Я имею в виду, скорее, расширенное «настоящее», как в предложении: «Настоящая эпоха — это эпоха неослабевающей тревоги», перед лицом которой человек обязан чувствовать либо надежду, либо тревогу и/или страх. Чувство страха более специфично, чем тревога, поскольку оно относится к идентифицируемому источнику, например страху перед извержением вулкана, тогда как тревога является всепроникающим настроением.
Судя по людям в сообществе, где мы с моим партнером живем, я рискну предположить, что в настоящее время мы живем во время всепроникающей тревоги, когда отдельные случаи страха проявляются периодически. В таких обстоятельствах надежда, скорее всего, будет воспринята негативно. Я имею в виду, что когда повседневность покрыта настоящим покровом тревоги, пронизанным полосами страха, надежда настолько лишается воображаемой, позитивной формы, что превращается в простое «Если бы только это изменилось» – чувство, которое легко узнать в тяжелом настоящем. Как «надежда» применима к нашему настоящему?
Надежда парадоксальна. Имеет смысл только сказать: «Я надежды что…», когда конкретная, достоверная информация о ближайшем будущем отсутствует.

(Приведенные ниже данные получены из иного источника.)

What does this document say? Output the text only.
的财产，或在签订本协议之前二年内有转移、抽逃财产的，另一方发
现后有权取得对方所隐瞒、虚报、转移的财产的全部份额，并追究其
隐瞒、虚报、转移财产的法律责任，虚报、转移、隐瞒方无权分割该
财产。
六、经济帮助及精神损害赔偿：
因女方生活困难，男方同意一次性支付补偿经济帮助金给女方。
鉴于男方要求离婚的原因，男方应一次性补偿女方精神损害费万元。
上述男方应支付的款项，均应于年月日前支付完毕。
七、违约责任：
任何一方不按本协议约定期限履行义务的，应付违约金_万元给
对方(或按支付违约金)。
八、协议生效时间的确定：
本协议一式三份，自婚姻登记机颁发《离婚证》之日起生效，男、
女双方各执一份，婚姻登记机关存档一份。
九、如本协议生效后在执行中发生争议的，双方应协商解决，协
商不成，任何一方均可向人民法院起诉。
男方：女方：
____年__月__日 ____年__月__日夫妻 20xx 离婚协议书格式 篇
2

Человек говорит «Я надеюсь», когда такая информация отсутствует, и в зависимости от того, как он оценивает настоящее, то, что следует за словом «надежда», будет иметь либо положительную («обнадеживающую»), либо отрицательную («безнадежную») валентность, как, например, в предложения «Я надеюсь, что признаки улучшения ситуации надежны» (положительные) или «Я надеюсь, что экономисты ошибаются в своих мрачных прогнозах». говоря, что «Мы надеюсь,мы признаем, что будущее, строго говоря, неизвестно.
«Философ надежды» – по праву известный как таковой, учитывая его обширные и глубокие размышления об этом исключительно человеческом явлении – Эрнст Блох (1885-1977), опубликовал массивный трехтомный труд под названием: Принцип Надежды (1954-1959), в дополнение ко всем другим его сочинениям об этом и связанных с ним явлениях, таких как «утопия» (концепция, которая пронизывает Принцип Надежды). Лишь немногие мыслители, если таковые имеются, могут пролить больше света на значение надежды, чем Блох.

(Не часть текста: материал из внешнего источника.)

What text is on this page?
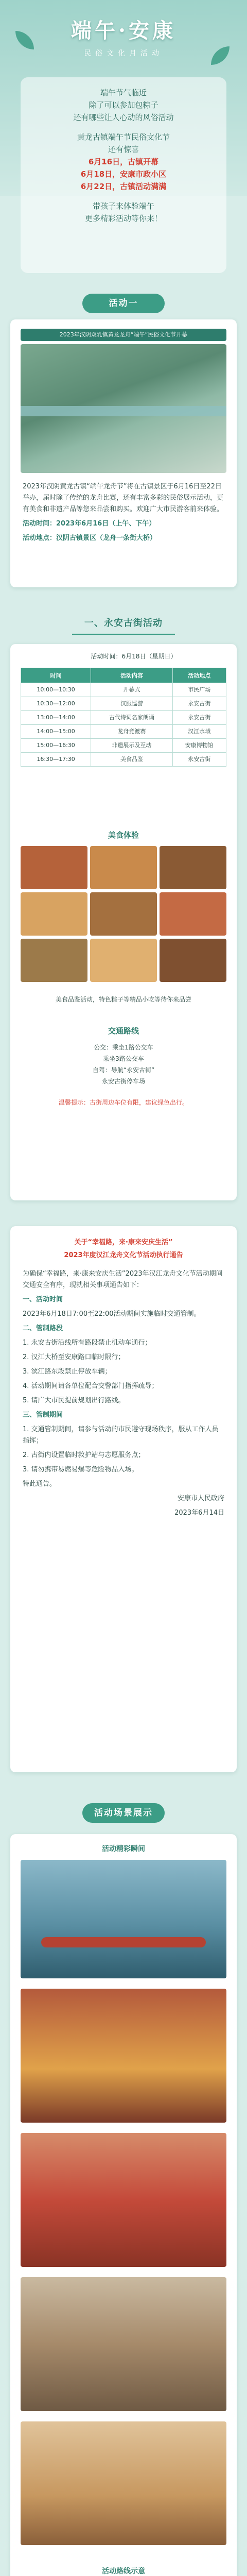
端午·安康
民俗文化月活动

端午节气临近

除了可以参加包粽子

还有哪些让人心动的风俗活动

黄龙古镇端午节民俗文化节

还有惊喜

6月16日，古镇开幕

6月18日，安康市政小区

6月22日，古镇活动满满

带孩子来体验端午

更多精彩活动等你来！

活动一
2023年汉阴双乳镇黄龙龙舟“端午”民俗文化节开幕

2023年汉阴黄龙古镇“端午龙舟节”将在古镇景区于6月16日至22日举办，届时除了传统的龙舟比赛，还有丰富多彩的民俗展示活动，更有美食和非遗产品等您来品尝和购买。欢迎广大市民游客前来体验。

活动时间：2023年6月16日（上午、下午）

活动地点：汉阴古镇景区（龙舟一条街大桥）

一、永安古街活动
活动时间：6月18日（星期日）
时间	活动内容	活动地点
10:00—10:30	开幕式	市民广场
10:30—12:00	汉服巡游	永安古街
13:00—14:00	古代诗词名家朗诵	永安古街
14:00—15:00	龙舟竞渡赛	汉江水域
15:00—16:30	非遗展示及互动	安康博物馆
16:30—17:30	美食品鉴	永安古街
美食体验
美食品鉴活动，特色粽子等精品小吃等待你来品尝
交通路线
公交：乘坐1路公交车
乘坐3路公交车
自驾：导航“永安古街”
永安古街停车场
温馨提示：古街周边车位有限，建议绿色出行。
关于“幸福路，来·康来安庆生活”
2023年度汉江龙舟文化节活动执行通告

为确保“幸福路，来·康来安庆生活”2023年汉江龙舟文化节活动期间交通安全有序，现就相关事项通告如下：

一、活动时间

2023年6月18日7:00至22:00活动期间实施临时交通管制。

二、管制路段

1. 永安古街沿线所有路段禁止机动车通行；

2. 汉江大桥至安康路口临时限行；

3. 滨江路东段禁止停放车辆；

4. 活动期间请各单位配合交警部门指挥疏导；

5. 请广大市民提前规划出行路线。

三、管制期间

1. 交通管制期间，请参与活动的市民遵守现场秩序，服从工作人员指挥；

2. 古街内设置临时救护站与志愿服务点；

3. 请勿携带易燃易爆等危险物品入场。

特此通告。

安康市人民政府

2023年6月14日

活动场景展示
活动精彩瞬间
活动路线示意
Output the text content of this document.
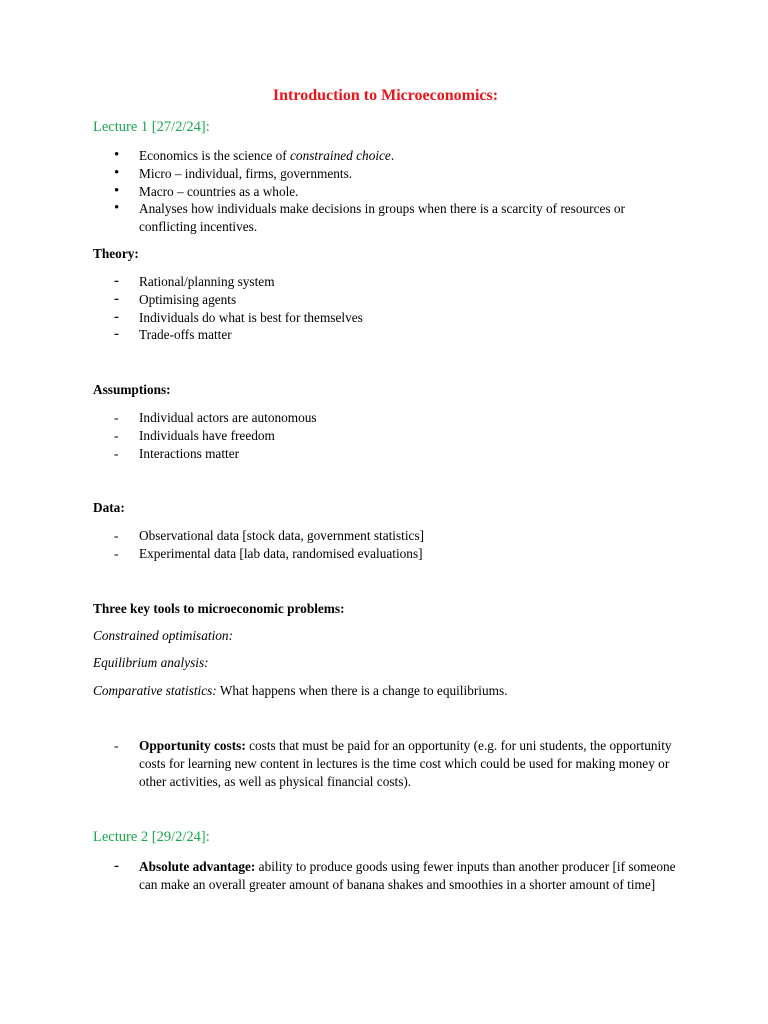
Introduction to Microeconomics:
Lecture 1 [27/2/24]:
• Economics is the science of constrained choice.
• Micro – individual, firms, governments.
• Macro – countries as a whole.
• Analyses how individuals make decisions in groups when there is a scarcity of resources or conflicting incentives.
Theory:
- Rational/planning system
- Optimising agents
- Individuals do what is best for themselves
- Trade-offs matter
Assumptions:
- Individual actors are autonomous
- Individuals have freedom
- Interactions matter
Data:
- Observational data [stock data, government statistics]
- Experimental data [lab data, randomised evaluations]
Three key tools to microeconomic problems:
Constrained optimisation:
Equilibrium analysis:
Comparative statistics: What happens when there is a change to equilibriums.
- Opportunity costs: costs that must be paid for an opportunity (e.g. for uni students, the opportunity costs for learning new content in lectures is the time cost which could be used for making money or other activities, as well as physical financial costs).
Lecture 2 [29/2/24]:
- Absolute advantage: ability to produce goods using fewer inputs than another producer [if someone can make an overall greater amount of banana shakes and smoothies in a shorter amount of time]
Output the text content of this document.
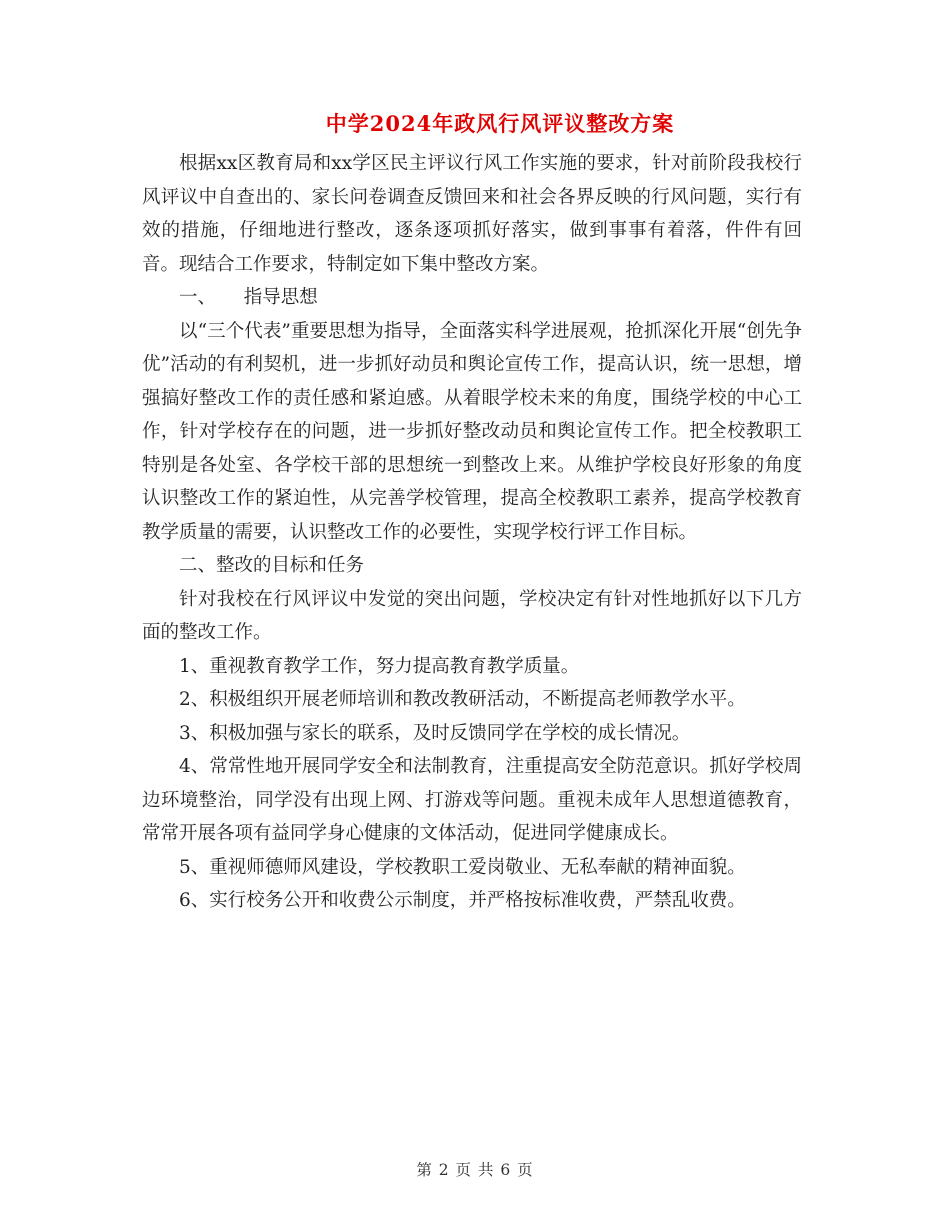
中学2024年政风行风评议整改方案

根据xx区教育局和xx学区民主评议行风工作实施的要求，针对前阶段我校行风评议中自查出的、家长问卷调查反馈回来和社会各界反映的行风问题，实行有效的措施，仔细地进行整改，逐条逐项抓好落实，做到事事有着落，件件有回音。现结合工作要求，特制定如下集中整改方案。

一、　　指导思想

以“三个代表”重要思想为指导，全面落实科学进展观，抢抓深化开展“创先争优”活动的有利契机，进一步抓好动员和舆论宣传工作，提高认识，统一思想，增强搞好整改工作的责任感和紧迫感。从着眼学校未来的角度，围绕学校的中心工作，针对学校存在的问题，进一步抓好整改动员和舆论宣传工作。把全校教职工特别是各处室、各学校干部的思想统一到整改上来。从维护学校良好形象的角度认识整改工作的紧迫性，从完善学校管理，提高全校教职工素养，提高学校教育教学质量的需要，认识整改工作的必要性，实现学校行评工作目标。

二、整改的目标和任务

针对我校在行风评议中发觉的突出问题，学校决定有针对性地抓好以下几方面的整改工作。

1、重视教育教学工作，努力提高教育教学质量。

2、积极组织开展老师培训和教改教研活动，不断提高老师教学水平。

3、积极加强与家长的联系，及时反馈同学在学校的成长情况。

4、常常性地开展同学安全和法制教育，注重提高安全防范意识。抓好学校周边环境整治，同学没有出现上网、打游戏等问题。重视未成年人思想道德教育，常常开展各项有益同学身心健康的文体活动，促进同学健康成长。

5、重视师德师风建设，学校教职工爱岗敬业、无私奉献的精神面貌。

6、实行校务公开和收费公示制度，并严格按标准收费，严禁乱收费。

第 2 页 共 6 页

В первом томе Принцип Надежды он пишет (1996, стр. 3-5):
Кто мы? Откуда мы пришли? Куда мы идем? Чего мы ждем? Что нас ждет?…
Будьте в курсе с Институтом Браунстоуна
Это вопрос обучения надежде. Его работа не отрекается, он любит успех, а не неудачу. Надежда, превосходящая страх, не является ни пассивной, как последний, ни замкнутой в небытие. Эмоция надежды выходит за пределы самой себя, делает людей широкими, а не ограничивает их, не может знать достаточно о том, что заставляет их стремиться внутрь, о том, что может быть связано с ними снаружи. Для работы этой эмоции нужны люди, активно бросающиеся в становящееся, к которому они сами принадлежат…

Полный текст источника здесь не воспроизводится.